Saturday, March 19, 2016

I Have Already Read Something Better

The bickering in the SFF community exists for a couple of reasons.  As far cooler heads than mine have observed, the field has gotten so large that no one person can truly survey all of the published works in order to have an informed opinion.  Therefore there will always be works that are overlooked.

Given that the Hugo Awards acknowledge five finalists and one winner each year, it is entirely predictable that high quality work will pass under the radar of enough voters to end up being left without acknowledgement.  Specifically, the rest of this entry will reference the Best Novel category.

In looking back over the list of nominees and winners, I find 1986 to be a turning point.  Prior to that year, I had found most of the nominated works that I encountered to be quite enjoyable.  Some had a serious message.  Some were just plain fun pieces of fiction.  But they almost uniformly provided an enjoyable reading experience.  I have not read all of them, but I have read a high percentage of them.

1986 was the year that Orson Scott Card won the Hugo novel award for "Ender's Game".  I got around to reading "Ender's Game" a few years back after the movie came out.  I ignored the movie.  And quite frankly I found the book to be less than impressive.  The storyline dragged at times and the prose wasn't all that great.  It was not a bad experience.  It just was not an experience that I would put at the same level as the great SFF works from the preceding years and decades.

Considering the explosion in SFF works published each year, it is not unreasonable to find that my chanced experiences with Hugo nominated works have declined over the years.  Now that I have spent a couple of years paying closer attention to the theoretically superior books that are nominated for the Hugo awards, I have sought out more of those works.  Quite frankly, my response is that while they are largely enjoyable works, I have already read something better.

Going back a few years, I think about David Weber and his "Hammer's Slammers" series.  I also think about Margaret Weiss and Tracy Hickman's work on the Dragonlance series.  From that series comes one of my top ten books "The Legend of Huma" by Richard Knaack.  Dave Duncan and L.E. Modesitt Jr. are also authors of interest that have not had any Hugo nominations.

Jumping into the 1990s, Mercedes Lackey, Sara Douglass, Barbara Hambly and Melanie Rawn are a quintet of ladies that produced a wealth of fiction that I devoured.  Yet none of them have received Hugo Award nominations.

Terry Goodkind, Tad Williams, and R.A. Salvatore....the list could go on and on and on.

Someone could almost write a book listing authors of quality SFF works that have not been able to make it into the final round of the Hugo Awards.

Does this mean that the authors that did make into the final round produced bad work?  Nope.  Nor does it mean that the works that did make into the final round were in some way objectively "the best" of those years.  The pool of voters has been small enough that it may not accurately reflect what readers of SFF fiction truly feel are the best works in the field.

As I encounter more nominated works from the last 10-15 years, I find myself more and more frequently arriving at the conclusion that "I have already read something better".  What would be better than some of those works?  What other books have provided me with a better reading experience than the nominated works that I have read?

Here is a quick, short list of authors and series that have done a great job of scratching my particular SFF itch.  I have included the name of the first book in the series where possible.
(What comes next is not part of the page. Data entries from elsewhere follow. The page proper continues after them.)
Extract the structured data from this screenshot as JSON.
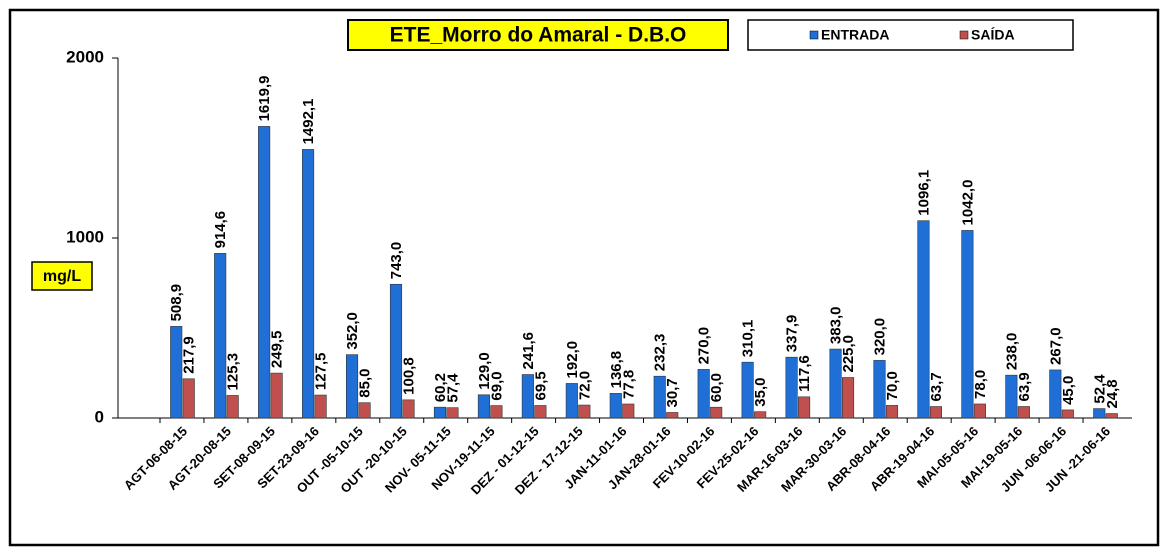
{
  "chart_data": {
    "type": "bar",
    "title": "ETE_Morro do Amaral - D.B.O",
    "y_label": "mg/L",
    "categories": [
      "AGT-06-08-15",
      "AGT-20-08-15",
      "SET-08-09-15",
      "SET-23-09-16",
      "OUT -05-10-15",
      "OUT -20-10-15",
      "NOV- 05-11-15",
      "NOV-19-11-15",
      "DEZ - 01-12-15",
      "DEZ - 17-12-15",
      "JAN-11-01-16",
      "JAN-28-01-16",
      "FEV-10-02-16",
      "FEV-25-02-16",
      "MAR-16-03-16",
      "MAR-30-03-16",
      "ABR-08-04-16",
      "ABR-19-04-16",
      "MAI-05-05-16",
      "MAI-19-05-16",
      "JUN -06-06-16",
      "JUN -21-06-16"
    ],
    "series": [
      {
        "name": "ENTRADA",
        "color": "#1f6fd6",
        "values": [
          508.9,
          914.6,
          1619.9,
          1492.1,
          352.0,
          743.0,
          60.2,
          129.0,
          241.6,
          192.0,
          136.8,
          232.3,
          270.0,
          310.1,
          337.9,
          383.0,
          320.0,
          1096.1,
          1042.0,
          238.0,
          267.0,
          52.4
        ],
        "value_labels": [
          "508,9",
          "914,6",
          "1619,9",
          "1492,1",
          "352,0",
          "743,0",
          "60,2",
          "129,0",
          "241,6",
          "192,0",
          "136,8",
          "232,3",
          "270,0",
          "310,1",
          "337,9",
          "383,0",
          "320,0",
          "1096,1",
          "1042,0",
          "238,0",
          "267,0",
          "52,4"
        ]
      },
      {
        "name": "SAÍDA",
        "color": "#c0504d",
        "values": [
          217.9,
          125.3,
          249.5,
          127.5,
          85.0,
          100.8,
          57.4,
          69.0,
          69.5,
          72.0,
          77.8,
          30.7,
          60.0,
          35.0,
          117.6,
          225.0,
          70.0,
          63.7,
          78.0,
          63.9,
          45.0,
          24.8
        ],
        "value_labels": [
          "217,9",
          "125,3",
          "249,5",
          "127,5",
          "85,0",
          "100,8",
          "57,4",
          "69,0",
          "69,5",
          "72,0",
          "77,8",
          "30,7",
          "60,0",
          "35,0",
          "117,6",
          "225,0",
          "70,0",
          "63,7",
          "78,0",
          "63,9",
          "45,0",
          "24,8"
        ]
      }
    ],
    "ylim": [
      0,
      2000
    ],
    "yticks": [
      0,
      1000,
      2000
    ],
    "grid": false,
    "legend": "top"
  }
}
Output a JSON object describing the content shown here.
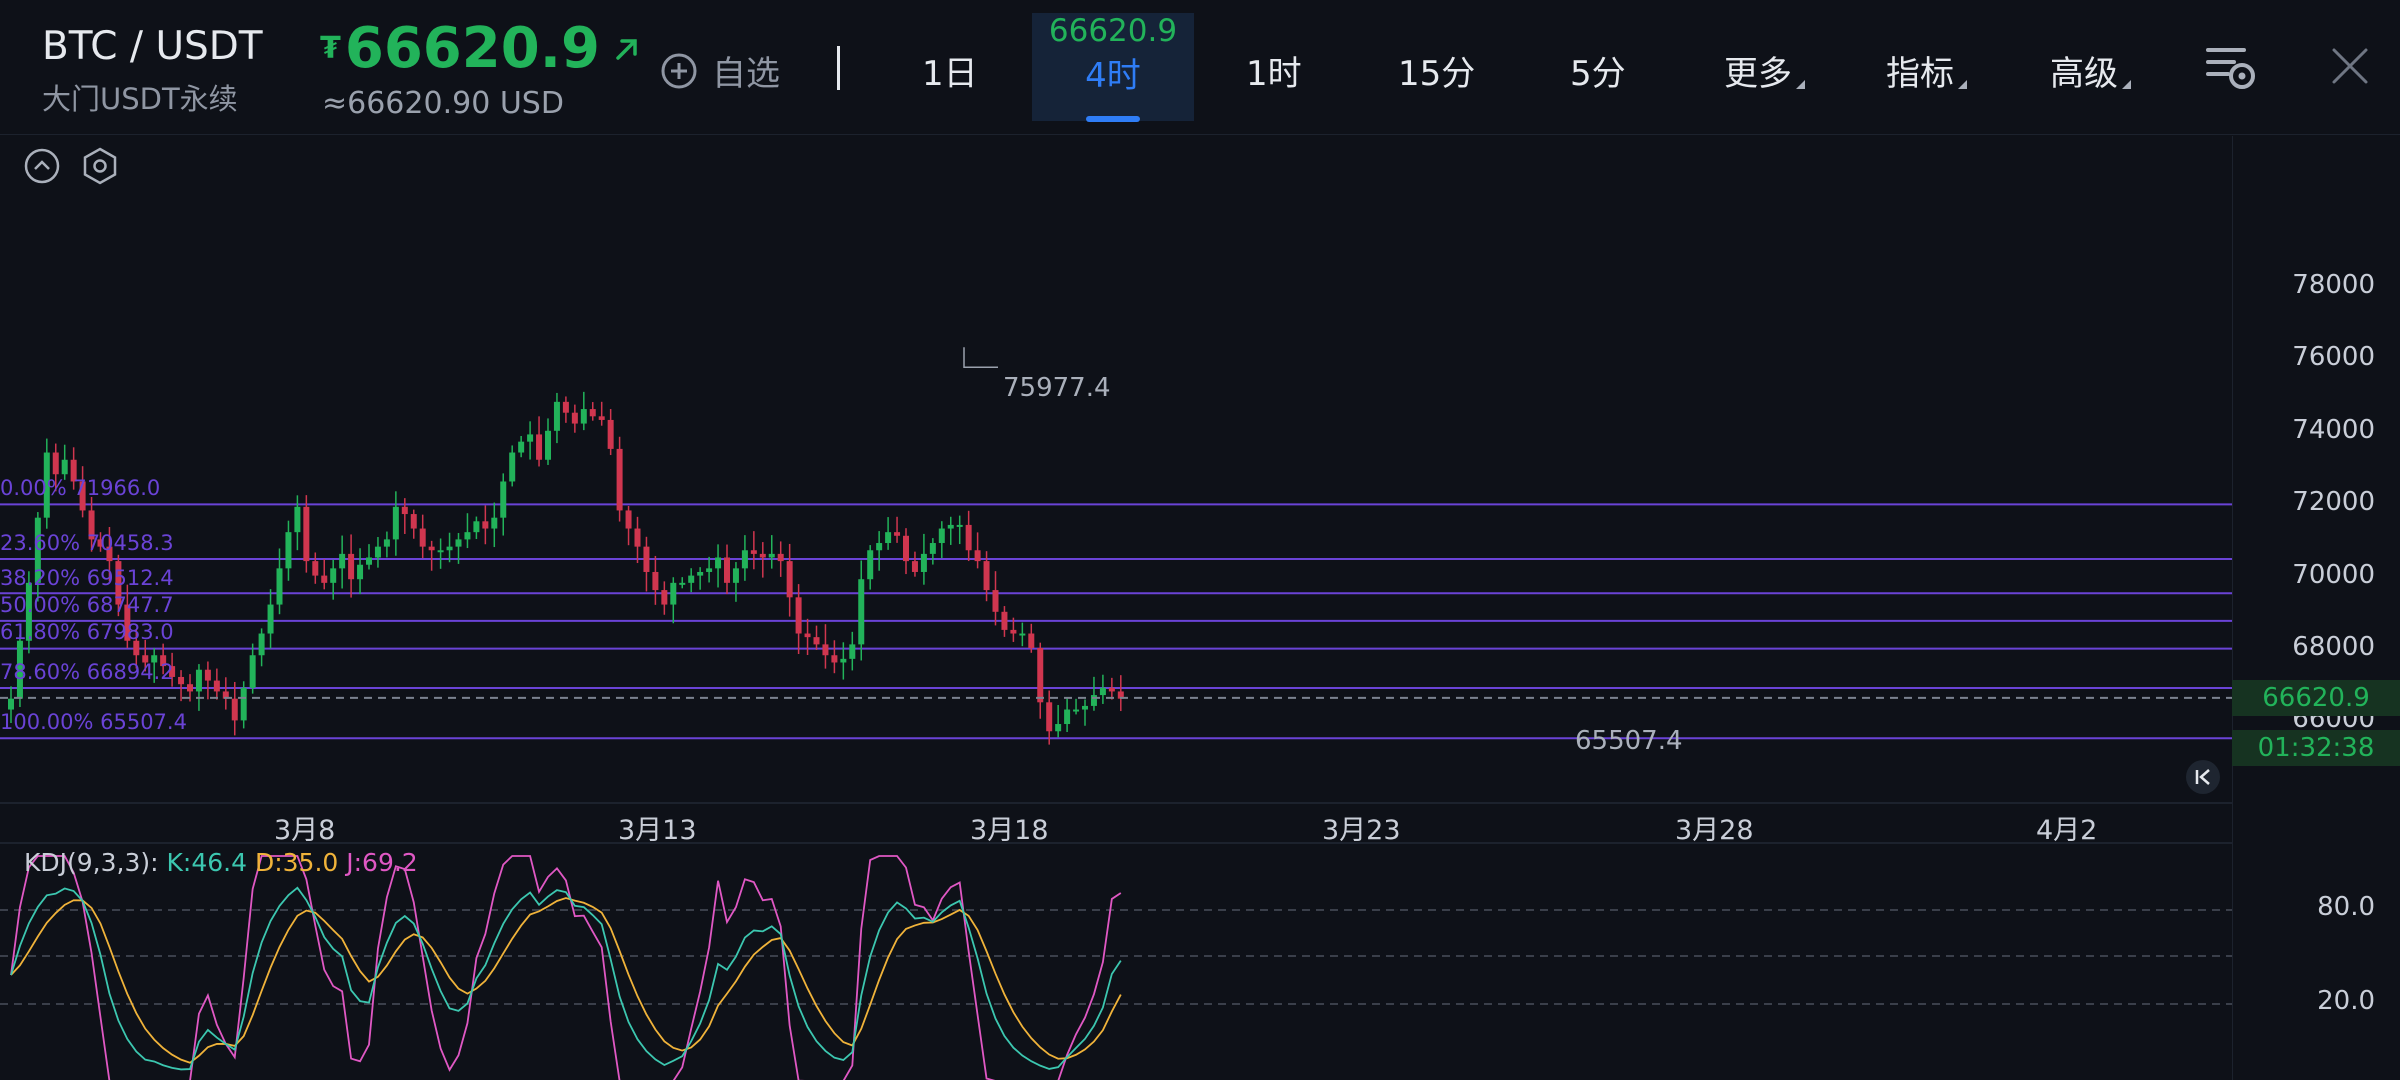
{
  "header": {
    "pair": "BTC / USDT",
    "subtitle": "大门USDT永续",
    "currency_symbol": "₮",
    "price": "66620.9",
    "usd_price": "≈66620.90 USD",
    "favorite_label": "自选",
    "timeframes": [
      "1日",
      "4时",
      "1时",
      "15分",
      "5分"
    ],
    "active_timeframe": "4时",
    "active_price": "66620.9",
    "menus": [
      "更多",
      "指标",
      "高级"
    ]
  },
  "chart": {
    "price_axis": [
      "78000",
      "76000",
      "74000",
      "72000",
      "70000",
      "68000",
      "66000"
    ],
    "date_axis": [
      "3月8",
      "3月13",
      "3月18",
      "3月23",
      "3月28",
      "4月2"
    ],
    "high_label": "75977.4",
    "low_label": "65507.4",
    "last_price": "66620.9",
    "countdown": "01:32:38",
    "fib_levels": [
      {
        "label": "0.00% 71966.0",
        "value": 71966.0
      },
      {
        "label": "23.60% 70458.3",
        "value": 70458.3
      },
      {
        "label": "38.20% 69512.4",
        "value": 69512.4
      },
      {
        "label": "50.00% 68747.7",
        "value": 68747.7
      },
      {
        "label": "61.80% 67983.0",
        "value": 67983.0
      },
      {
        "label": "78.60% 66894.2",
        "value": 66894.2
      },
      {
        "label": "100.00% 65507.4",
        "value": 65507.4
      }
    ],
    "colors": {
      "up": "#22b35a",
      "down": "#d0364f",
      "fib": "#6a43d6"
    }
  },
  "indicator": {
    "name": "KDJ(9,3,3):",
    "k": "K:46.4",
    "d": "D:35.0",
    "j": "J:69.2",
    "levels": [
      "80.0",
      "20.0"
    ]
  },
  "chart_data": {
    "type": "candlestick",
    "x_label_dates": [
      "3月8",
      "3月13",
      "3月18",
      "3月23",
      "3月28",
      "4月2"
    ],
    "ylim": [
      64600,
      79000
    ],
    "closes": [
      66600,
      68200,
      69800,
      71600,
      73400,
      72800,
      73200,
      72600,
      71800,
      71000,
      70800,
      70400,
      69200,
      68200,
      67800,
      67600,
      67800,
      67500,
      67200,
      67000,
      66800,
      67400,
      67100,
      66800,
      66600,
      66000,
      66900,
      67800,
      68400,
      69200,
      70200,
      71200,
      71900,
      70400,
      70000,
      69800,
      70200,
      70600,
      69900,
      70300,
      70500,
      70800,
      71000,
      71900,
      71700,
      71300,
      70800,
      70700,
      70700,
      70800,
      71000,
      71200,
      71500,
      71300,
      71600,
      72600,
      73400,
      73700,
      73900,
      73200,
      74000,
      74800,
      74500,
      74200,
      74600,
      74400,
      74300,
      73500,
      71800,
      71300,
      70800,
      70100,
      69600,
      69200,
      69800,
      69800,
      70000,
      70100,
      70200,
      70500,
      69800,
      70200,
      70700,
      70600,
      70500,
      70600,
      70400,
      69400,
      68400,
      68300,
      68100,
      67800,
      67600,
      67700,
      68100,
      69900,
      70700,
      70900,
      71200,
      71100,
      70400,
      70100,
      70600,
      70900,
      71300,
      71400,
      71400,
      70700,
      70400,
      69600,
      69000,
      68500,
      68400,
      68400,
      68000,
      66500,
      65700,
      65900,
      66300,
      66300,
      66400,
      66700,
      66900,
      66800,
      66600
    ],
    "kdj": {
      "k": 46.4,
      "d": 35.0,
      "j": 69.2
    }
  }
}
Some of these works include a diverse range of characters.  Some do not.  Some have commentary on our modern world.  Some do not.  All of them provide a unique approach to storytelling.

E.E. Knight - Age of Fire Series

Peter V. Brett - The Demon Cycle (5 books) - Book 1 - The Warded Man

Justin Cronin - vampire trilogy (3 books - natch) Book 1 - The Passage

Sebastien de Castell - Greatcoats (4 books) Book 1 - Traitor's Blade (made me weep man tears - this one was series is great)

James A. Moore - Seven Forges (4 books thus far) Book 1 - Seven Forges

Joe Abercrombie - The First Law (3 books) - The Blade Itself

Hugh Howey - The Wool Series - Wool - Stop after the first book.******

Sarah Beth Durst - The Lost - I've only read the first book and can't vouch for the series.  The first book was great!***  [The second book was declined by the publisher.  I'm sad.]

Emma Newman - Split World Series (5 Books) - Between Two Thorns*****

Frank Cho - Skybourrne (graphic novel) [6*]

Peter V. Brett - Red Sonja: Unchained (graphic novel) [6*]

Alec Hutson - The Crimson Queen [6*]

Myke Cole - The Armored Saint [6*]

If you have not heard of these authors or these works, then perhaps you ought to read more widely.  I promise that you will not waste your time with any of these works.

**edited/cleaned up on 3/21/2016
***added a book on 5/11/2016
****added another book on 5/13/2016
*****added another series on 8/8/2016
******added comment on 11/10/2016. Reviews forthcoming.
 [6*] added on 1/11/2019

2 comments:

Greg M said...

Thanks for the recs! I've heard great things about "The Passage."

Dann said...

Glad I could help! Thanks for the comment.